Обструкция произвела удручающее впечатление своей несправедливостью. На следующий день в кулуарах съезда можно было заметить смущение, люди как бы опомнились, многие чувствовали себя виноватыми. Сахаров продолжал выступать как ни в чем не бывало. Похоже, что на него нисколько не подействовала та обструкция, я почти уверен в этом, потому как виделся с ним тогда же в перерыве. Словно бы ничто не расстроило его, не могло остановить. Это даже не упорство, не стойкость, не мужество, — это выше, это глубочайшее сознание своей правоты, вера в то, что люди в зале поймут, не могут не понять, куда ж они денутся от разумных вещей? Во всяком случае, он обязан произнести, высказать свои доводы. Так было с Сахаровым во времена брежневщины, так было позже, ныне то же самое непреклонное чувство ведет его через любые тернии к трибуне. Его ничто не может устрашить. В нем нет фанатичности. Раньше мне виделось некоторое мессианство, но, по мере того как я узнавал А. Д. Сахарова все больше, я убеждался, что им движет более всего нравственная ответственность. Как политик он не свободен от ошибок, его предложения бывают наивны, спорны. Как моралист он не занимается рассуждениями об этике, о вечных ценностях, не выступает с проповедями. Да он и не претендует на звание политика или моралиста. Он отказался от членства в Верховном Совете.

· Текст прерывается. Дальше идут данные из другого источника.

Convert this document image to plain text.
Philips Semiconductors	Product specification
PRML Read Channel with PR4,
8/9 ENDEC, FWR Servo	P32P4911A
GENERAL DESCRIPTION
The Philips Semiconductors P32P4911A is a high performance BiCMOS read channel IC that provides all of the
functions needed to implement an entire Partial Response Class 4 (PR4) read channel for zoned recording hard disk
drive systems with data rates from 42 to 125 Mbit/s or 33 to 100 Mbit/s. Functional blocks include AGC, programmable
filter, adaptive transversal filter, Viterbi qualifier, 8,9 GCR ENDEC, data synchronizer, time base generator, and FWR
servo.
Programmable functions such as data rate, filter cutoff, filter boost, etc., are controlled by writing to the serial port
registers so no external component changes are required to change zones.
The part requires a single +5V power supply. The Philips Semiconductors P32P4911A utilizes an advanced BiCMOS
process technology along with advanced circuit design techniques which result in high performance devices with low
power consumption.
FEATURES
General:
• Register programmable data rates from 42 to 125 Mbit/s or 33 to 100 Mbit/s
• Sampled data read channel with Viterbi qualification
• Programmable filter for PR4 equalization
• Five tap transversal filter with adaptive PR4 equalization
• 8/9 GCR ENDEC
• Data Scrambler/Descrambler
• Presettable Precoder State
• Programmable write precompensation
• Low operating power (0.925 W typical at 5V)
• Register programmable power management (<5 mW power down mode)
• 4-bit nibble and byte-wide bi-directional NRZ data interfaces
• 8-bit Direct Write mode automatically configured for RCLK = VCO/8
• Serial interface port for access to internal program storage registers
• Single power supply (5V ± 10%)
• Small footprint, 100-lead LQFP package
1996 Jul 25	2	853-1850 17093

«Я не родился для общественной деятельности», — сказал А. Д. Сахаров в одном из своих интервью. Что же в таком случае является внутренним стимулом для его гражданской, политической активности? Он так ответил на это: «…судьба моя оказалась необычной: она поставила меня в условия, когда я почувствовал свою большую ответственность перед обществом, — это участие в работе над ядерным оружием, в создании термоядерного оружия. Затем я почувствовал себя ответственным за более широкий круг общественных проблем, в частности гуманитарных. Большую роль в гуманизации моей общественной деятельности сыграла моя жена — человек очень конкретный. Ее влияние способствовало тому, что я стал больше думать о конкретных человеческих судьбах. Ну, а когда я вступил на этот путь, наверное уже главным внутренним стимулом было стремление оставаться верным самому себе, своему положению, которое возникло в результате чисто внешних обстоятельств».

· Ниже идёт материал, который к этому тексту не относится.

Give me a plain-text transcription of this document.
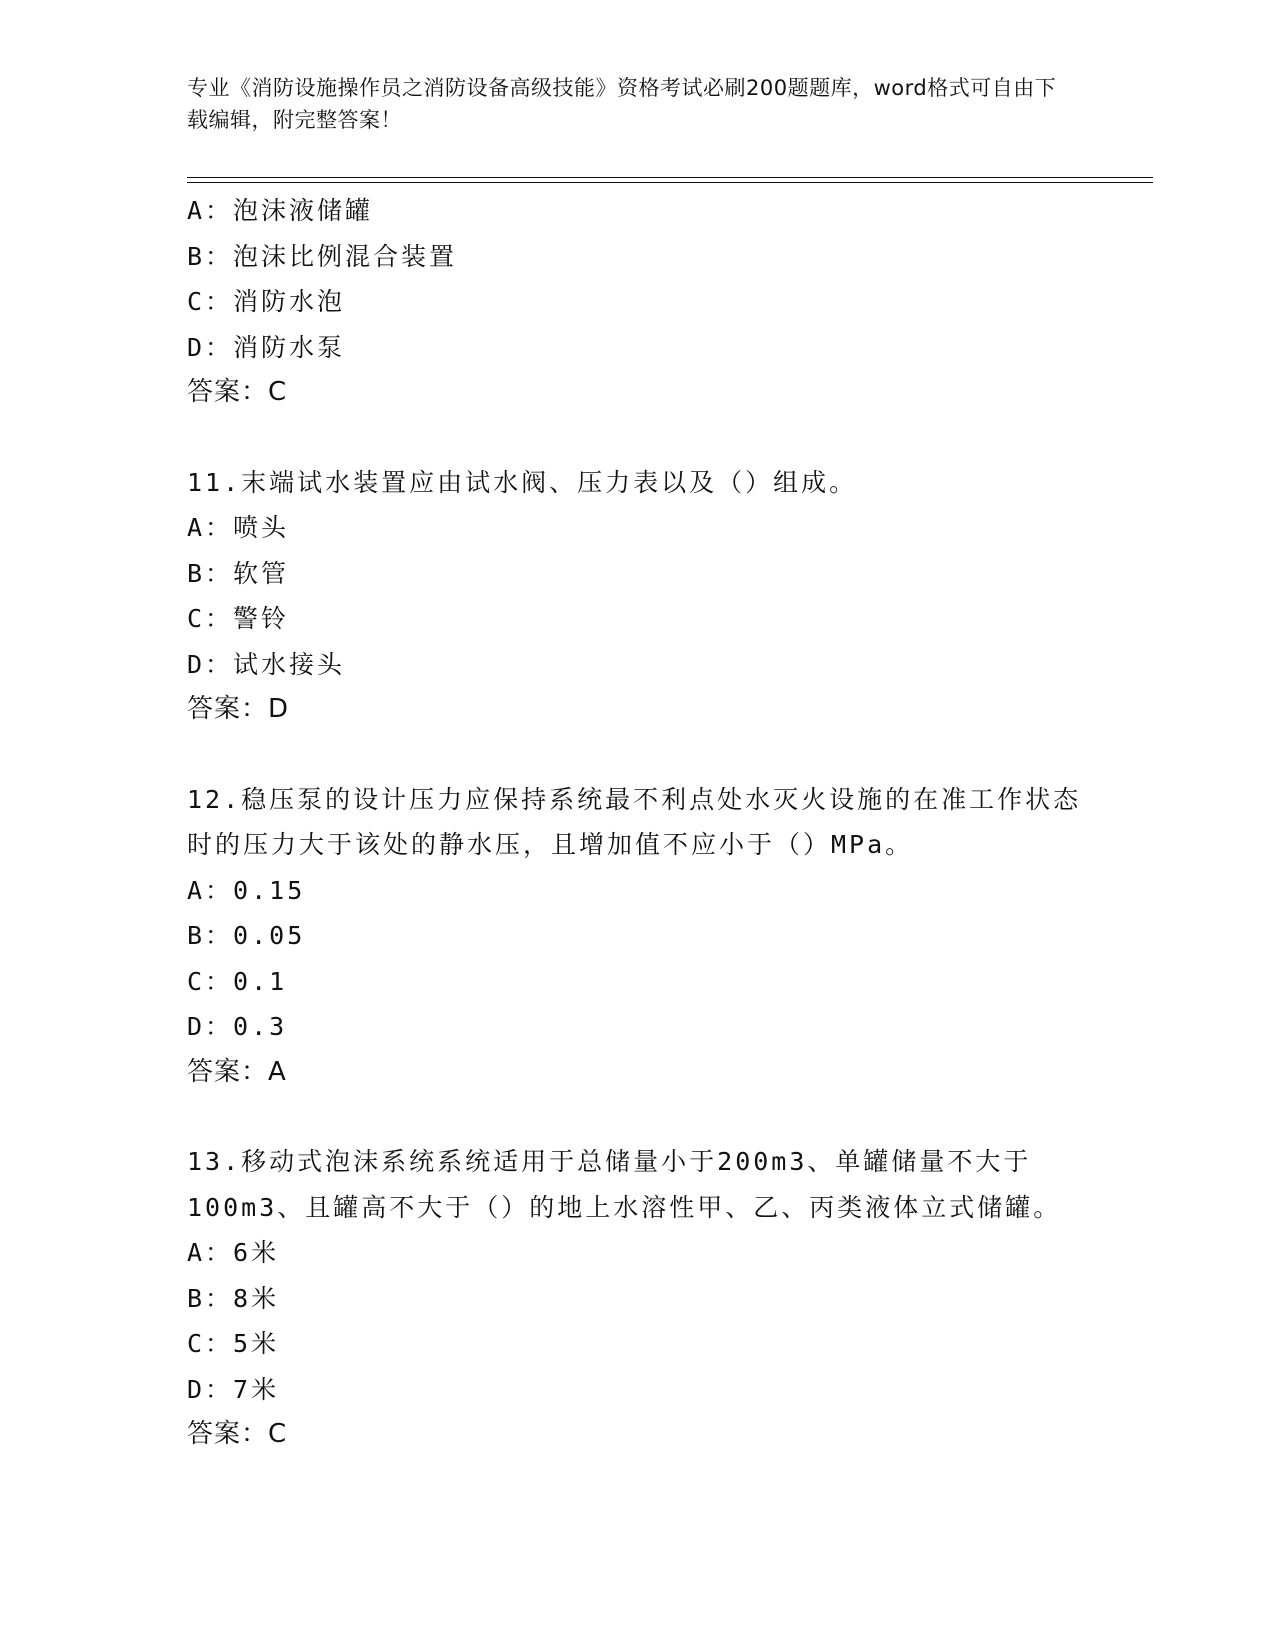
专业《消防设施操作员之消防设备高级技能》资格考试必刷200题题库，word格式可自由下载编辑，附完整答案！
A：泡沫液储罐
B：泡沫比例混合装置
C：消防水泡
D：消防水泵
答案：C
11.末端试水装置应由试水阀、压力表以及（）组成。
A：喷头
B：软管
C：警铃
D：试水接头
答案：D
12.稳压泵的设计压力应保持系统最不利点处水灭火设施的在准工作状态时的压力大于该处的静水压，且增加值不应小于（）MPa。
A：0.15
B：0.05
C：0.1
D：0.3
答案：A
13.移动式泡沫系统系统适用于总储量小于200m3、单罐储量不大于100m3、且罐高不大于（）的地上水溶性甲、乙、丙类液体立式储罐。
A：6米
B：8米
C：5米
D：7米
答案：C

И, как всегда, возникает вопрос: почему именно он, Андрей Дмитриевич Сахаров, почувствовал такую ответственность, почему другие ученые такой ответственности не чувствовали? Когда-то я занимался историей создания советской атомной бомбы. Я спрашивал многих соратников И. В. Курчатова, начиная с академика Г. Флерова, человека, благодаря которому развернулась эта работа. Я допытывался: существовали ли у наших ученых какие-либо сомнения в необходимости создания атомного оружия, в нравственной оправданности этих страшных разрушительных сил, мучился ли кто из атомщиков своей ответственностью перед демонами всеобщей гибели человечества, которых вызвали из небытия они, ученые?

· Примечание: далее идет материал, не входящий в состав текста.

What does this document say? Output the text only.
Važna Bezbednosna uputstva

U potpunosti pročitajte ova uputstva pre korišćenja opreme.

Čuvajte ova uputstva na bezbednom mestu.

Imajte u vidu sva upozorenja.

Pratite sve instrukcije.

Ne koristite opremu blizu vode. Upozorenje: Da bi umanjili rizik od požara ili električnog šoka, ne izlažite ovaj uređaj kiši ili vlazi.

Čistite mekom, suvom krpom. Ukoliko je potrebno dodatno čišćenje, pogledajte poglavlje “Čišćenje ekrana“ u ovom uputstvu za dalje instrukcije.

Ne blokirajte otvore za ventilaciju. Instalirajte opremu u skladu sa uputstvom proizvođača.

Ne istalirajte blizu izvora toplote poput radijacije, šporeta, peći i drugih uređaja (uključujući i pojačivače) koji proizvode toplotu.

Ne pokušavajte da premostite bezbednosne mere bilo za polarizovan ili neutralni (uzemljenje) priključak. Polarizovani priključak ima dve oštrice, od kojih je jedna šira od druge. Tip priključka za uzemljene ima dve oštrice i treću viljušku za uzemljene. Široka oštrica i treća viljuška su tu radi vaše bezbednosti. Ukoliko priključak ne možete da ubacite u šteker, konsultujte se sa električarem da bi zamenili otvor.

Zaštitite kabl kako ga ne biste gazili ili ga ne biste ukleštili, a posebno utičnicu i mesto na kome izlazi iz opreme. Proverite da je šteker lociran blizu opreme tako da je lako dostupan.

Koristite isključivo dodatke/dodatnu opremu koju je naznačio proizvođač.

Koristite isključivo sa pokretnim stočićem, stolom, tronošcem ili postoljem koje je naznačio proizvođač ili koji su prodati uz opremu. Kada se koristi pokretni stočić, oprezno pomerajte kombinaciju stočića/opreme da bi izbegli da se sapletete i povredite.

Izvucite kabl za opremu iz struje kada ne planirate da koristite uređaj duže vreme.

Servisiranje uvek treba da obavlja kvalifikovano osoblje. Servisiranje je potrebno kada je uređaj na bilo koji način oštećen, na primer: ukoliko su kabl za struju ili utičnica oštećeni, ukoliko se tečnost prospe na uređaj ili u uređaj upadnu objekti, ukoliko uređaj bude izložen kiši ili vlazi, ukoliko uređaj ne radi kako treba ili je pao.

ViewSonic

Вроде бы никто из наших не мучился. Так получалось из ответов самых разных физиков. На Западе, там известны покаянные заявления, выступления с протестами Нильса Бора, Сциларда и других. У нас же все глухо, и, как считали многие, не только потому глухо, что нельзя было ничего сказать, но и потому, что ничего такого не возникало: то ли действия наших физиков были оправданы необходимостью создавать бомбу «в ответ», то ли потому, что нравственное мышление в те сороковые—пятидесятые еще не очнулось, усыпленное, завороженное идеей классовой морали, когда классовое выше общечеловеческого и все, что делается для могущества нашей страны, все оправдано, и т. п. А Нильс Бор, Эйнштейн, Сцилард, Рассел и прочие — это абстрактный гуманизм, буржуазный либерализм, прогрессивное движение… Чего другого, а ярлыков, словесных завес у нас изготавливали вволю.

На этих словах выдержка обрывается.